Playing games is also a common activity during Midsummer Eve. The Midsummer Eve traditions we celebrate belongs to the more party and playful generation. Which probably is the most common way to spend this day, in one or another way.
Otherwise, it’s also common that family’s meet up at public arranged Midsummer Eve gatherings. These gatherings don’t include any spirits – they are pure innocent family and friends gatherings of a finer cultural nature.
Basically, Midsummer Eve is a typical family and friends feast holiday. But when the teens are big enough to mind their own business, they usually preferred to celebrate this day on their own. For a reason. Or at least after some hours spent with families, they say thank you and goodbye. Oh my, I remember my teenage Midsummers…
On Midsummer Eve we eat a lot of “sill och potatis” – herring and spring/new potatoes. This is the absolutely most important item on the table – this is the King and Queen. No midsummer without it, don’t you dare. But the herring and potatoes definitely need to be served together with sour cream, chive, red onion, and eggs.
And of course we drink beer to this, and in between, we take our “nubbe”. Small shots of strong spirits spiced and brewed on different herbs. Sometimes accompanied to a short, often a quite odd song called “snapsvisa” – shot-song, and hail “skål” – cheers. “Botten upp” – bottoms up, is also a common expression together with the “skål”.
I’m not very good at shot-songs, but this is the most traditional and famous one:
Sjung hopp faderallan lallan lej
Sjung hopp faderallan lej
Och den som inte helan tar
Han heller inte halvan får
Sjung hopp faderallan lej
Here’s a link to Wiki with a translation and some background info >> The whole one goes
But it can be something very short, like this – in English:
Not now… Not now…
… But now!
… simple as that. No rules. It doesn’t even have to be a song. Anything stupid will do.
To dessert, we have strawberries with cream and drink coffee. This is just as traditional important as the herring and potatoes. And probably maybe some more shots in between, but this time it’s often something more sweet kind of liquor.
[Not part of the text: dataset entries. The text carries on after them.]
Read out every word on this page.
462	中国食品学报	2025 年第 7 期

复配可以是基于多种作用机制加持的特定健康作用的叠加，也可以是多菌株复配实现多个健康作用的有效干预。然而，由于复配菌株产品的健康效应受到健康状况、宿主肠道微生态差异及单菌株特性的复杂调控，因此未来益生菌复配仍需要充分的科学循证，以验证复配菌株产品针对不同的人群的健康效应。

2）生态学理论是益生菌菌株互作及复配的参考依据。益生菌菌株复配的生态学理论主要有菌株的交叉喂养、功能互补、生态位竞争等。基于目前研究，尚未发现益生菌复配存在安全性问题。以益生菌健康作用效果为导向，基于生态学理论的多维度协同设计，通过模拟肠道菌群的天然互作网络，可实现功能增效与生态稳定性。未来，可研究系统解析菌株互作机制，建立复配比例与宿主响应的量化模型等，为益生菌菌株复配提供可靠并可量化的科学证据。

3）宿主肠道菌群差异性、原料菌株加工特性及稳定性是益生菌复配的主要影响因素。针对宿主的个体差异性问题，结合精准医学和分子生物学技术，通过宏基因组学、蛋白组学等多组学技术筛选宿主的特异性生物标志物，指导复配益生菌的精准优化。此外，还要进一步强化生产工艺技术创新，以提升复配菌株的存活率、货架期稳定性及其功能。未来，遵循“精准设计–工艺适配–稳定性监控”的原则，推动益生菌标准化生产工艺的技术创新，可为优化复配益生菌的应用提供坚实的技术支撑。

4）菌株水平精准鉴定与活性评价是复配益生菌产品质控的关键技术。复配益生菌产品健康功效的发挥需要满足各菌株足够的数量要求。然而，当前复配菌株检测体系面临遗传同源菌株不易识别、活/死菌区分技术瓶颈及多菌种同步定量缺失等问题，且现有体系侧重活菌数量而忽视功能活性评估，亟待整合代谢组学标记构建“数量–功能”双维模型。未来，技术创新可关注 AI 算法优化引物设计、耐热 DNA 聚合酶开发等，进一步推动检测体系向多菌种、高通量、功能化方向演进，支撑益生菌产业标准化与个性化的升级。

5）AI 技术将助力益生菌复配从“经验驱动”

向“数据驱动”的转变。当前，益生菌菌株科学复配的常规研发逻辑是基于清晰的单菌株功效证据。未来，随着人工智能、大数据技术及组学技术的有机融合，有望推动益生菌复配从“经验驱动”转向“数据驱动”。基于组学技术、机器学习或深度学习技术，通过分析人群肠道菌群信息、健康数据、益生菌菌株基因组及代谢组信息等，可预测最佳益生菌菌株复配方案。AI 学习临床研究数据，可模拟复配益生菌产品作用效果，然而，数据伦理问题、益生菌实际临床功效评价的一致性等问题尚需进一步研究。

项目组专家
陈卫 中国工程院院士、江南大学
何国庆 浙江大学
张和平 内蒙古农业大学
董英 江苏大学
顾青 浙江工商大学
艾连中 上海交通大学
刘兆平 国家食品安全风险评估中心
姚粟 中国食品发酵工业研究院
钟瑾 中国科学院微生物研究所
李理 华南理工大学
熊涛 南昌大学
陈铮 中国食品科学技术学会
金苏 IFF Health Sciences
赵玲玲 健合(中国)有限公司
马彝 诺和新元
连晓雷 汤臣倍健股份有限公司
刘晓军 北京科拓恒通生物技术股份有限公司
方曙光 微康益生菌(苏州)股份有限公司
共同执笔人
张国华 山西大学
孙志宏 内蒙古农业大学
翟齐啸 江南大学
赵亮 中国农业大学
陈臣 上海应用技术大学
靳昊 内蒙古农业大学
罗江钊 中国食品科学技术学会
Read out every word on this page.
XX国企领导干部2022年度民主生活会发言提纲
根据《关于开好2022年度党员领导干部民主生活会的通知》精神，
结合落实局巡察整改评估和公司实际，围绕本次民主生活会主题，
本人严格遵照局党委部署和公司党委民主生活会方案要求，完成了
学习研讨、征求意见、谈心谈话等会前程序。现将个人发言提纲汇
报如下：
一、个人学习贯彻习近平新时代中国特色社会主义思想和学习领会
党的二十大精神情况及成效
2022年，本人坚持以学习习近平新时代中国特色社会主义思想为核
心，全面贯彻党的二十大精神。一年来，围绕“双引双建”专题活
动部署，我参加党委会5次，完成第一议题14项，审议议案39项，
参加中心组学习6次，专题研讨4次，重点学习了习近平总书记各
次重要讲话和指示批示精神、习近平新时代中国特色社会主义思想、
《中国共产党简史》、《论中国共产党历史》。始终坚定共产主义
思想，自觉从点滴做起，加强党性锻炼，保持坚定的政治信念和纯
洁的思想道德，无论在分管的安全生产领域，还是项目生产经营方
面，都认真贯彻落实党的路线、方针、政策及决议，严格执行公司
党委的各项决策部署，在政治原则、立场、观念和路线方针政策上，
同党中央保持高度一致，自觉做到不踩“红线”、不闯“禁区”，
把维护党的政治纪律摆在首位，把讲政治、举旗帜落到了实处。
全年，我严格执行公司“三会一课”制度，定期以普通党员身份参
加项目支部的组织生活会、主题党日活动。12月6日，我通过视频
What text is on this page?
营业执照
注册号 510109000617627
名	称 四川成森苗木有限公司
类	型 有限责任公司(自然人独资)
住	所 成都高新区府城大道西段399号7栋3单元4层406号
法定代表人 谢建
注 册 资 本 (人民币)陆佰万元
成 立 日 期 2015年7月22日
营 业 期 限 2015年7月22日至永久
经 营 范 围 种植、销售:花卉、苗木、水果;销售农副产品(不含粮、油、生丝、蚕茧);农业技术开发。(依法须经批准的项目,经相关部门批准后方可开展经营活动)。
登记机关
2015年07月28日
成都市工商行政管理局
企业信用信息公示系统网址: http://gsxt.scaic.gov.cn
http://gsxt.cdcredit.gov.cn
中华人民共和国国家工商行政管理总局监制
Don’t worry, much booze here, but most people handle the spirits well. But some too happy people easily get really, really drunk and go crazy. Or fall apart in a corner. I don’t lay any other values into this more than people with known repeatedly bad alcohol issues should not be allowed touching it.
After all this eating we usually mingle around and then it’s time for some playtime. It can be just anything. It often involves some kind of physical and playful competition activity. A good and strategic way to shake and fresh up your body and mind after all food, beer, and shots.
Then we rest, keep on mingling. So we can eat some more later. And now it’s time for the next tradition- the barbecue. So we eat, drink beer, maybe some more shots in between. Usually more coffee again. And so it proceeds into the night and as long as there is someone left. Usually, we drop off one by one until Midsummer Eve falls to sleep.
Tied to the Midsummer Eve traditions comes the tradition of remarkably bad weather, spot on no matter how nice it has been just a day before. But the weather is nothing but an annoying detail. Some don’t give a shit, party and having fun outdoors anyway. We are so used to it that even the weather is a part of the tradition.
This year was no exception. But the outdoor games went little too rainy this year and got changed into an indoor quiz instead.
So far, we have had this Midsummer Eve feast tradition since our kids crawled on all four.